A música cá do burgo está a dar cartas. Depois de ter desvendado o trunfo maior na passada semana (Mourah – From One Human Being To Another*****) restam mais três para que complete o meu leque de apostas, ora vejamos:
2º Trunfo:
X-Wife – Feeding the Machine ****
Os X-Wife são como tantos outros revisionistas, lêem da mesma cartilha pós-punk. Apesar do epicentro deste terramoto auditivo se encontrar em Nova Iorque, onde a todo o custo se tenta fazer a reinvenção rock por via do retrovisor (fins dos 70 e todos os 80), cada um contribui com a sua visão particular e os X-Wife dão uma “nova” achega. Aplicações sobre ganga, portanto. Este trio possui uma dada particularidade que não torna o seu acto num logro, orientam a sua filiação rock para um curioso lado maquinal. Aqui joga a especial sensibilidade de um dos elementos da pandilha, João Vieira, que traz para este “Feeding the Machine” todo o seu set do Club Kitten, onde controla os pratos. A mescla X-Wife (a foto não me deixa mentir) é fruto de um elevado consumo musical, da laboriosa tarefa de melómano pois isso é também já ser músico.

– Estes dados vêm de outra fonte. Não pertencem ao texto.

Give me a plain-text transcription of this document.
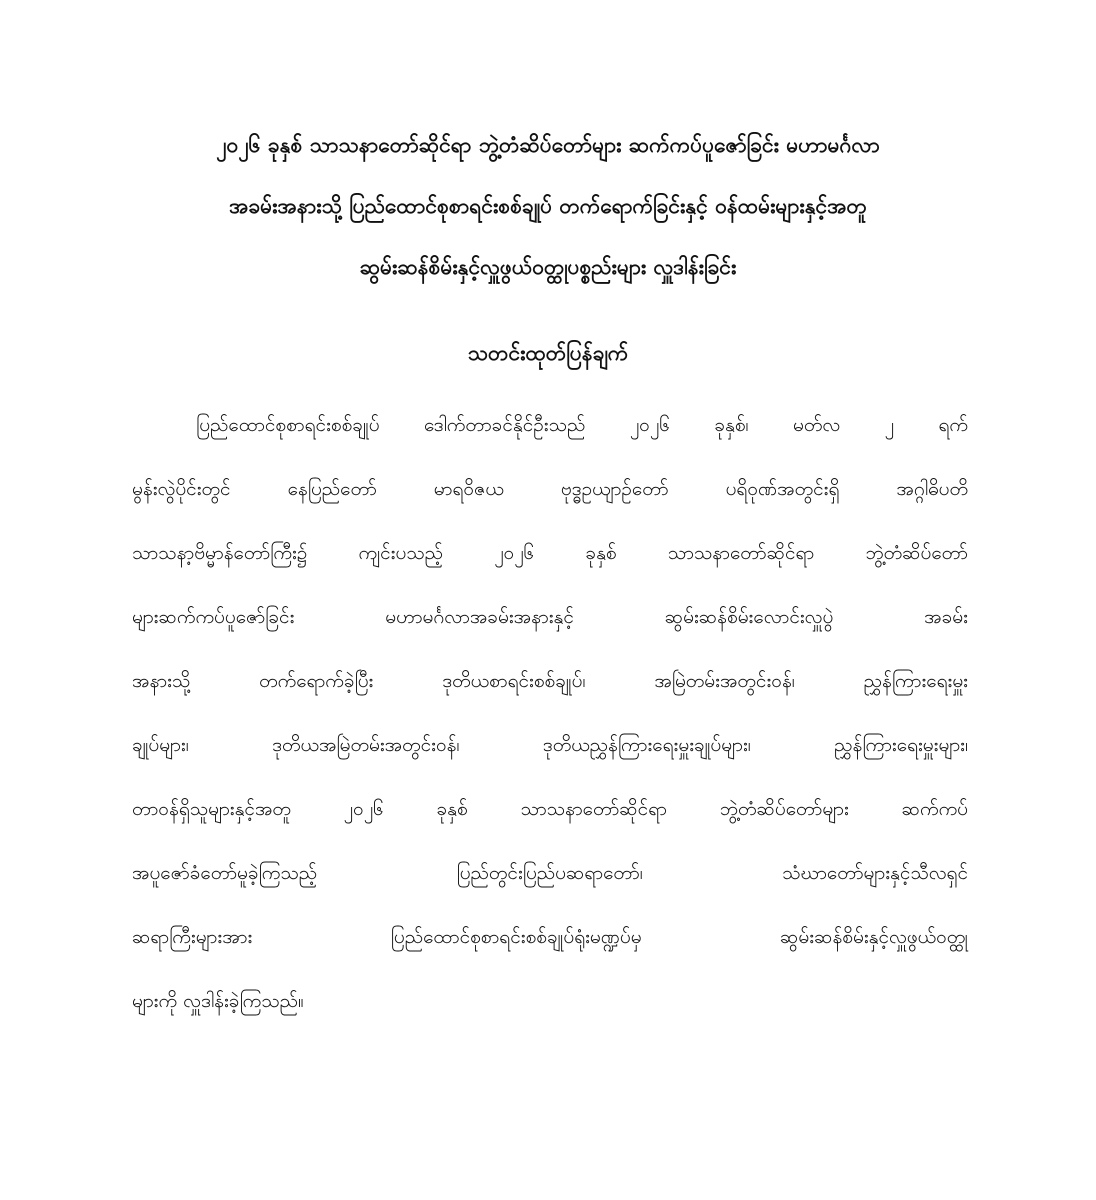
၂၀၂၆ ခုနှစ် သာသနာတော်ဆိုင်ရာ ဘွဲ့တံဆိပ်တော်များ ဆက်ကပ်ပူဇော်ခြင်း မဟာမင်္ဂလာ
အခမ်းအနားသို့ ပြည်ထောင်စုစာရင်းစစ်ချုပ် တက်ရောက်ခြင်းနှင့် ဝန်ထမ်းများနှင့်အတူ
ဆွမ်းဆန်စိမ်းနှင့်လှူဖွယ်ဝတ္ထုပစ္စည်းများ လှူဒါန်းခြင်း
သတင်းထုတ်ပြန်ချက်
ပြည်ထောင်စုစာရင်းစစ်ချုပ် ဒေါက်တာခင်နိုင်ဦးသည် ၂၀၂၆ ခုနှစ်၊ မတ်လ ၂ ရက်
မွန်းလွဲပိုင်းတွင် နေပြည်တော် မာရဝိဇယ ဗုဒ္ဓဥယျာဉ်တော် ပရိဝုဏ်အတွင်းရှိ အဂ္ဂါဓိပတိ
သာသနာ့ဗိမ္မာန်တော်ကြီး၌ ကျင်းပသည့် ၂၀၂၆ ခုနှစ် သာသနာတော်ဆိုင်ရာ ဘွဲ့တံဆိပ်တော်
များဆက်ကပ်ပူဇော်ခြင်း မဟာမင်္ဂလာအခမ်းအနားနှင့် ဆွမ်းဆန်စိမ်းလောင်းလှူပွဲ အခမ်း
အနားသို့ တက်ရောက်ခဲ့ပြီး ဒုတိယစာရင်းစစ်ချုပ်၊ အမြဲတမ်းအတွင်းဝန်၊ ညွှန်ကြားရေးမှူး
ချုပ်များ၊ ဒုတိယအမြဲတမ်းအတွင်းဝန်၊ ဒုတိယညွှန်ကြားရေးမှူးချုပ်များ၊ ညွှန်ကြားရေးမှူးများ၊
တာဝန်ရှိသူများနှင့်အတူ ၂၀၂၆ ခုနှစ် သာသနာတော်ဆိုင်ရာ ဘွဲ့တံဆိပ်တော်များ ဆက်ကပ်
အပူဇော်ခံတော်မူခဲ့ကြသည့် ပြည်တွင်းပြည်ပဆရာတော်၊ သံဃာတော်များနှင့်သီလရှင်
ဆရာကြီးများအား ပြည်ထောင်စုစာရင်းစစ်ချုပ်ရုံးမဏ္ဍပ်မှ ဆွမ်းဆန်စိမ်းနှင့်လှူဖွယ်ဝတ္ထု
များကို လှူဒါန်းခဲ့ကြသည်။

Aprecio particularmente a voz esganiçada, no limiar da audição aprazível, que cai que nem uma luva nas andanças semi-noir dos temas aqui contidos. Particularmente em New Old City, Outside e no muito Mary Chain, Action Plan. Temos energia q.b. que segundo parece, ao vivo se transforma numa borbulhante bola de fogo (como me alertou o meu amigo de página) e se é assim, o Taking Control com que encerra o álbum talvez camufle o espírito de Curtis!
3º Trunfo:
Gomo – Best of ***1/2
Apelidar o primeiro disco de “Best of” (27º lugar do Top nacional da passada semana) é sinal de que chega ate nós o melhor de um artista, que não sendo um novato nestas lides da música só agora conseguiu mostrar ao mundo o que andou a fazer passado um bom par de anos. Gomo é fruto de um continuado trabalho de insistência, muitas horas de palco e uma boa dose de humor. Confesso que das prestações que vi ao vivo deste artista não se me revelou, mas o resultado conseguido com este primeiro disco é muito animador. De Feeling Alive (com um originalíssimo videoclip) ate ao final You Might Ask, nem sempre a fasquia se mantém no nível de excelência, existe ruído de fundo com a tendência para o resvalar no escorregadio chão de Beck e dos Eels (Can’t Find You é descarado!). Contudo esperemos pelo que vem a seguir, e que este Gomo não seja apenas fruta da época, porque bem precisamos de vitamina todo o ano!
4º Trunfo:
Hipnótica – Reconciliation****
Ao terceiro andamento de uma aventura Hipnótica, as electrónicas rumaram ao Jazz e tudo isto muito por culpa de um dos homens fortes dos Sofa Surfers, Wolfgang Schlogl, que decidiu dar o seu cunho pessoal a este “Reconciliation”. È o caminho que busca novos horizontes, que se faz a outras paragens. Que quer rumar a uma distribuição mais abrangente (caso seja o disco bem trabalhado), por via de um renovado mosaico sonoro. Música cheia, que nos aconchega e nos acalma na tisana de som orgânico, onde o contrabaixo ganha pontos declarados às anteriores aventuras maquinais. Meus caros, um autêntico regalo!